TAXI drivers are known to have victimized hapless passengers by overcharging them. That is why it is such a great relief to be in a taxi that smells good, is clean and well kept.
That’s also why Uber has become so popular.
The latest scary news is about taxi drivers robbing passengers, and behaving like the usual hold-uppers of our metropolis. Worse is news of taxi drivers stabbing, shooting, and raping their passengers.
Faced with those reports of abusive and criminal taxi drivers in the media and the social networking sites, we have no news that the Land Transportation Franchising and Regulatory Board (LTFRB) and the Philippine National Police (PNP) are doing anything special to prevent these new surge of taxi-driver menace.
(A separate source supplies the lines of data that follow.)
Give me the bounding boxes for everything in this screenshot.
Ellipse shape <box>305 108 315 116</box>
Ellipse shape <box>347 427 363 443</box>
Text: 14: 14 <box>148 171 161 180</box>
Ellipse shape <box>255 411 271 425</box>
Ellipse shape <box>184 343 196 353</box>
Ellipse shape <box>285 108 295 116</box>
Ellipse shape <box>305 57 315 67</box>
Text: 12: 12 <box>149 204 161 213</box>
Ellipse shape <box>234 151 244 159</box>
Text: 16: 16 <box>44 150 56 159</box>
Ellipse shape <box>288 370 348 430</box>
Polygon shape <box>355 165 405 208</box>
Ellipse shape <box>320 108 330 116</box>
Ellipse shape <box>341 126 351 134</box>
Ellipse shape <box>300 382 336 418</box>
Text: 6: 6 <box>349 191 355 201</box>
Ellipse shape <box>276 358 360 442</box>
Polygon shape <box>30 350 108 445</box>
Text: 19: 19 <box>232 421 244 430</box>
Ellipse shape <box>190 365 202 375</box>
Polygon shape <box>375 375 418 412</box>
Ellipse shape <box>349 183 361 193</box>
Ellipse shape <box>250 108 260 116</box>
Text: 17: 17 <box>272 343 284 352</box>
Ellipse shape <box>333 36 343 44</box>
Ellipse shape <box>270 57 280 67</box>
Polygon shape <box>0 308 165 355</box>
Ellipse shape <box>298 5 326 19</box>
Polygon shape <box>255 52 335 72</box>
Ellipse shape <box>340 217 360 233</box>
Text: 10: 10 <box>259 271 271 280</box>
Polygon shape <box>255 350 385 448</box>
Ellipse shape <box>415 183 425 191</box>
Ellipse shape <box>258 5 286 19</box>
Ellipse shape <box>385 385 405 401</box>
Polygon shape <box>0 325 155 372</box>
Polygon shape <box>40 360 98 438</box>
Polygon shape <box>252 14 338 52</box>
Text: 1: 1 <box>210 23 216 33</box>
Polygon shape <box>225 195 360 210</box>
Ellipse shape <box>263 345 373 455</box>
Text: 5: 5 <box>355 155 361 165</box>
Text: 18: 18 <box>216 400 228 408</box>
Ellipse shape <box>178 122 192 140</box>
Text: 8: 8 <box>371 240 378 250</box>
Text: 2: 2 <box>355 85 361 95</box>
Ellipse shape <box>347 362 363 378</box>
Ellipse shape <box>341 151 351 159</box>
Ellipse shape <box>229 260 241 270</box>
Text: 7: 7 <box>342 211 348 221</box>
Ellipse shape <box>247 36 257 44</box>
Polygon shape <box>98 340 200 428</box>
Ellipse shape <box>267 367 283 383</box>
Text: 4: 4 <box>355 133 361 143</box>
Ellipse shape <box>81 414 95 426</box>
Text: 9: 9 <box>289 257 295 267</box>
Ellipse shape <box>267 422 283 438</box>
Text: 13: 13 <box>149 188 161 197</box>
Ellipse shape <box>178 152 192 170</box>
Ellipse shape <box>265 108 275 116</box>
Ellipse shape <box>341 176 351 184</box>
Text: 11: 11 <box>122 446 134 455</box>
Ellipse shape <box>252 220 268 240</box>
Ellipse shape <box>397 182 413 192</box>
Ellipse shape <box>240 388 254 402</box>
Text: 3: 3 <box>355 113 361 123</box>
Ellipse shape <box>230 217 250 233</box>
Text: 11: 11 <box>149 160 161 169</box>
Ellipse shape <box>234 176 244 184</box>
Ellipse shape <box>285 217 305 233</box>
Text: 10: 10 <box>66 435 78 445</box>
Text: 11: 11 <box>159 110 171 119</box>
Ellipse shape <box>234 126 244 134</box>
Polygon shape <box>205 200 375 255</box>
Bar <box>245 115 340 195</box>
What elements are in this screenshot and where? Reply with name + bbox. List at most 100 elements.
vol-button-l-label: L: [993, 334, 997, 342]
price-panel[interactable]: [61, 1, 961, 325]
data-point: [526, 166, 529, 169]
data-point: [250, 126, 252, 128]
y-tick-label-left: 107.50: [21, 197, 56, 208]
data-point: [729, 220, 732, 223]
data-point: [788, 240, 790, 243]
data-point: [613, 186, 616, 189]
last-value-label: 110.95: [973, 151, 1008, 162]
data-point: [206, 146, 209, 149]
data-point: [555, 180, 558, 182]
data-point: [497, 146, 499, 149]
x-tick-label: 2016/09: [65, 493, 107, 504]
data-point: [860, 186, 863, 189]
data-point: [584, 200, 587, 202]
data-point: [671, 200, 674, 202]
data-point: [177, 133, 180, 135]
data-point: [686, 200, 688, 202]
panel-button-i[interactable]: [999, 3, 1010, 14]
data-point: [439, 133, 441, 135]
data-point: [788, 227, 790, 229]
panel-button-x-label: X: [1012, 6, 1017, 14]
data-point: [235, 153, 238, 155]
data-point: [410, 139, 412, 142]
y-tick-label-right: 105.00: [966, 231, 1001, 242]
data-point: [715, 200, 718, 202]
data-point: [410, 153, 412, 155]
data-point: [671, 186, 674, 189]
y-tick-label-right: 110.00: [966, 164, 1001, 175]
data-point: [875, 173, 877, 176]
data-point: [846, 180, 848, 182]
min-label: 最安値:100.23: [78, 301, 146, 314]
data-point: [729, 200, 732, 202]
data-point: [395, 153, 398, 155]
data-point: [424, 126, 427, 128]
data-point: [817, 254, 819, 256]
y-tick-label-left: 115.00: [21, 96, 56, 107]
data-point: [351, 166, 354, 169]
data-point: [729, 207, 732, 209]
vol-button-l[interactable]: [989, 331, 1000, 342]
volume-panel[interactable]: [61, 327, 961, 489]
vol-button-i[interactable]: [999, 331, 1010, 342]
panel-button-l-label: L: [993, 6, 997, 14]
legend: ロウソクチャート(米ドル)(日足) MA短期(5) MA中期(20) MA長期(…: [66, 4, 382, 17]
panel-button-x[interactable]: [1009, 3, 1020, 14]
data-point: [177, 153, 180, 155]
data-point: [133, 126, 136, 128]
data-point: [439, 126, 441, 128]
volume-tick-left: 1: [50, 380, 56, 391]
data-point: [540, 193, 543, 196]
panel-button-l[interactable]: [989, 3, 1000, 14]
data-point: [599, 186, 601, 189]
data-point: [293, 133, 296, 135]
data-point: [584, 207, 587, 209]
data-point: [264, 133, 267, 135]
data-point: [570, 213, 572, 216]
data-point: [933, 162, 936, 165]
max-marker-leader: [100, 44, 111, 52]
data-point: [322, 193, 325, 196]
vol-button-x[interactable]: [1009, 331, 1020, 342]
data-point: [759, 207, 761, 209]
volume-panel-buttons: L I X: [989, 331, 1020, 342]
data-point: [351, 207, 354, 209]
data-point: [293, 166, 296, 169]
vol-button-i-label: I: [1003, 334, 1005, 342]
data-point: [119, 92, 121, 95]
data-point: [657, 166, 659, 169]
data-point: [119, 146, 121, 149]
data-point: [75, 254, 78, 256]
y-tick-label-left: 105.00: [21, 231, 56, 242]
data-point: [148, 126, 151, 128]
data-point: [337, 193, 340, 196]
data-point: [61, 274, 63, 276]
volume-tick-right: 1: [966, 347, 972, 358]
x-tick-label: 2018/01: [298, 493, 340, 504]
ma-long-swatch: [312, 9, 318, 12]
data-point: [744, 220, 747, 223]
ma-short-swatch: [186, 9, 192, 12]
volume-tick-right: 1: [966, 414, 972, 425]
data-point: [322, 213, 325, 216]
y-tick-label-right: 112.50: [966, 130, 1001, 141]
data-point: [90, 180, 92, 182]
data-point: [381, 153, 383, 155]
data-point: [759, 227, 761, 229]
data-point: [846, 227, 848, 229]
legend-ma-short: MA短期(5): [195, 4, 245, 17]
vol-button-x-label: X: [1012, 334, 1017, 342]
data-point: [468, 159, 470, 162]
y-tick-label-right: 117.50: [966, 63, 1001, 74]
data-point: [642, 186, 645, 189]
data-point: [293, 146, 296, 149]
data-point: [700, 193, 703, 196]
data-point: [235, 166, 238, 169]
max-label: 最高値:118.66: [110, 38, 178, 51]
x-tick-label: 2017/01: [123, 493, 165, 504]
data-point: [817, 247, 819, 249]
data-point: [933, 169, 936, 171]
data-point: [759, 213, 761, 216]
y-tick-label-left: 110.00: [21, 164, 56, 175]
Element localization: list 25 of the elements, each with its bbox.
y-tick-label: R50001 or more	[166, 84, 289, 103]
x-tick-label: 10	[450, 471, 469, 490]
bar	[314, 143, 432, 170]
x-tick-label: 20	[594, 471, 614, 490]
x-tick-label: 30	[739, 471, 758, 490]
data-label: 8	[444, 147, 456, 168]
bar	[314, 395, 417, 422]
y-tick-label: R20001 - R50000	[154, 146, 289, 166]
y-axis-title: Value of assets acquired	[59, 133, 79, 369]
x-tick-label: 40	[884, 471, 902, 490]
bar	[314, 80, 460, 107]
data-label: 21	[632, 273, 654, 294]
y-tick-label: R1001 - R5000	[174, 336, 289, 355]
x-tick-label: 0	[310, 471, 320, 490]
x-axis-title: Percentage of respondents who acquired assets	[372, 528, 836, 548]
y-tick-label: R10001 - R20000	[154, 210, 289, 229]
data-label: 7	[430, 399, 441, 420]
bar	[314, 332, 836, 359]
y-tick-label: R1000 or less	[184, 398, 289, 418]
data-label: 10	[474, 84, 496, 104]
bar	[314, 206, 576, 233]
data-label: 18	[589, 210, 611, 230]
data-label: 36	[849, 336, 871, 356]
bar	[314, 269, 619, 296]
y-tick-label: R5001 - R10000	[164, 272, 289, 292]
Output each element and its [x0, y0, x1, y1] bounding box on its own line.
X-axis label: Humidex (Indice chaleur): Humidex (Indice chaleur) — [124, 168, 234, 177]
The LTFRB is to be lauded for launching “Oplan Isnabero” last week– a program to crack down on taxi drivers who choose their fare or will only take passengers who agree to pay a large overcharge. But what the public has seen so far is a half-hearted effort to carry out this anti-Isnabero program. If the LTFRB really wishes to stop this greedy and inconsiderate practice, it would have easily netted more than a hundred taxi drivers in one day alone.
Apprehending abusive and greedy isnabero taxi drivers is not rocket science. In fact, the solutions are very simple and do not need the mobilization of a fully-armed division from the Armed Forces of the Philippines. What is simply needed is political will, and sensitivity on the part of the officials of the LTFRB and PNP.
Firstly, the LTFRB and PNP can jointly field up to a hundred plainclothes personnel to pose as taxi-riding passengers during the rush hours. The plainclothes agents may also pose as passengers at the taxi-waiting stands at malls, where the line for taxis can stretch up to a couple of hundred meters at mall closing times. As to why the LTFRB and PNP have not thought of fielding plainclothes personnel is also not so difficult to answer. It’s not that police and LTFRB personnel are afraid of ending up as victims of criminal taxi drivers. It is more like they are sympathetic or friendly to the tax drivers because they have a special relationship with the operators.
Another simple measure that the LTFRB can take is to collaborate with the Land Transportation Office (LTO) to crack the whip on abusive and criminal taxi drivers by revoking their licenses. And suspending the fleets’ permit to operate. But so far, the LTFRB has not reported to the media the number of taxi driver whose licenses to drive have been revoked by the LTO. This is very disturbing because it means abusive taxi drivers who get apprehended can continue driving taxis later on and terrorize the riding public again.
Then one asks, why has this simple measure of revoking the licenses of abusive taxi drivers not been done in a concerted effort of the LTFRB and the LTO?
As for taxi operators, the least they can do is come up with a “black list” of taxi drivers who have been involved in crimes or are overcharging or selecting passengers. By coming up with a blacklist of abusive taxi drivers, taxi operators can easily identify those who they should not hire or employ as drivers.
Letting abusive taxi drivers who have been identified by the news media and the social networking sites get away with their crimes not only harms the reputation of honest taxi drivers. It also is bad news about the Philippines abroad, refuting the claim that “it is more fun in the Philippines.”
Thank God there are still no recent reports of taxi drivers committing crimes against foreign tourists. Or have such events just gone unreported?
If the LTFRB and PNP cannot apprehend and mete out the proper punishment against abusive taxi drivers despite many reports in media and social networking sites, how can the public expect government so resolve bigger crimes?